I thought those would be the last words I heard from Peter, but thankfully, I was wrong. In 2003, I started working as his editorial researcher for two books. Most people in the industry knew Peter was putting together his autobiography (Here Be Dragons), but the preparation of the other book (The Secret Mulroney Tapes) was a secret kept by fewer than a dozen people. I collected boxes of printed papers and tapes, going through every line to seek, as Peter would say, the “quotations from the chairman.” 

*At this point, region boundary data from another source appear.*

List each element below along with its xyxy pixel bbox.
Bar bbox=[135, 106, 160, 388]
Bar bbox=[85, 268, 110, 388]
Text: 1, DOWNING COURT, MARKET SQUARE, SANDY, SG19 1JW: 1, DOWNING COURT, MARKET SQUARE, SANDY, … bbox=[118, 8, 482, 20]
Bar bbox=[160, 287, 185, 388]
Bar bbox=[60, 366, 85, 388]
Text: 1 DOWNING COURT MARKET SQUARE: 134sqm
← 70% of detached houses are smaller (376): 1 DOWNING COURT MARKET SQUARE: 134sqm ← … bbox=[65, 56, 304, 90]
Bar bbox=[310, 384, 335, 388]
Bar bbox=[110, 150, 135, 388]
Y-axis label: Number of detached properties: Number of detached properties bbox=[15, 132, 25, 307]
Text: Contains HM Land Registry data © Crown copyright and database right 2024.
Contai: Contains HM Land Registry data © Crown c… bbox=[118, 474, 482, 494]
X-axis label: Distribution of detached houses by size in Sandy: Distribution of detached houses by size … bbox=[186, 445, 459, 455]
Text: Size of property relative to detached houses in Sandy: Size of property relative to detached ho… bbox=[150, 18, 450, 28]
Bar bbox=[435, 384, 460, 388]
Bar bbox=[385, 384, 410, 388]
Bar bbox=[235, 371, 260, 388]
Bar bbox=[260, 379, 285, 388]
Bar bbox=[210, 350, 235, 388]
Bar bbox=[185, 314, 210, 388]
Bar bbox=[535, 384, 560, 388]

At the time, Peter was splitting his days between Canada and Switzerland. In the spring of 2005, he asked me to meet him on his boat at Coal Harbour for a review of three chapters. I prepared a document we could analyze on a laptop, but Peter would not look at a small screen. He asked me to print everything. We ended up cutting the desired quotes from the printed papers, stapling them together in empty sheets to create a narrative. We went through a couple of boxes of staples that Saturday afternoon, never leaving the docked boat. I emerged with a mild case of seasickness and about 70 pages to transcribe. The book was ready. 

Six years later, as Peter prepared his book on Michael Ignatieff (When The Gods Changed), we spoke again. I was thrilled to be interviewed about the 2011 federal campaign, and the moment in which it became evident that the Liberal Party would not garner the backing of 20 per cent of voters across Canada. We even had time for a joke about tapes and taped interviews.

Following his move to Ontario, Peter and I remained in touch through email. His message of congratulations after Research Co. began operations in 2018 was a welcome sight. “Working for yourself is the best,” he wrote to me. He was right. It still is.

You may have read a lot about Peter’s books and columns in the days following his passing. As his former student and researcher, I am immensely fortunate to have benefited from his mentorship. Whether we discussed the news of the day, or the contents of a decades-old interview, the premise he built his career upon was always present: “Turning journalism into a literary craft designed to catch and maintain readers’ attention.” The way we communicate may have changed dramatically on account of technology, but the goal of filling the rice bowl continues unabated.

Mario Canseco is president of Research Co.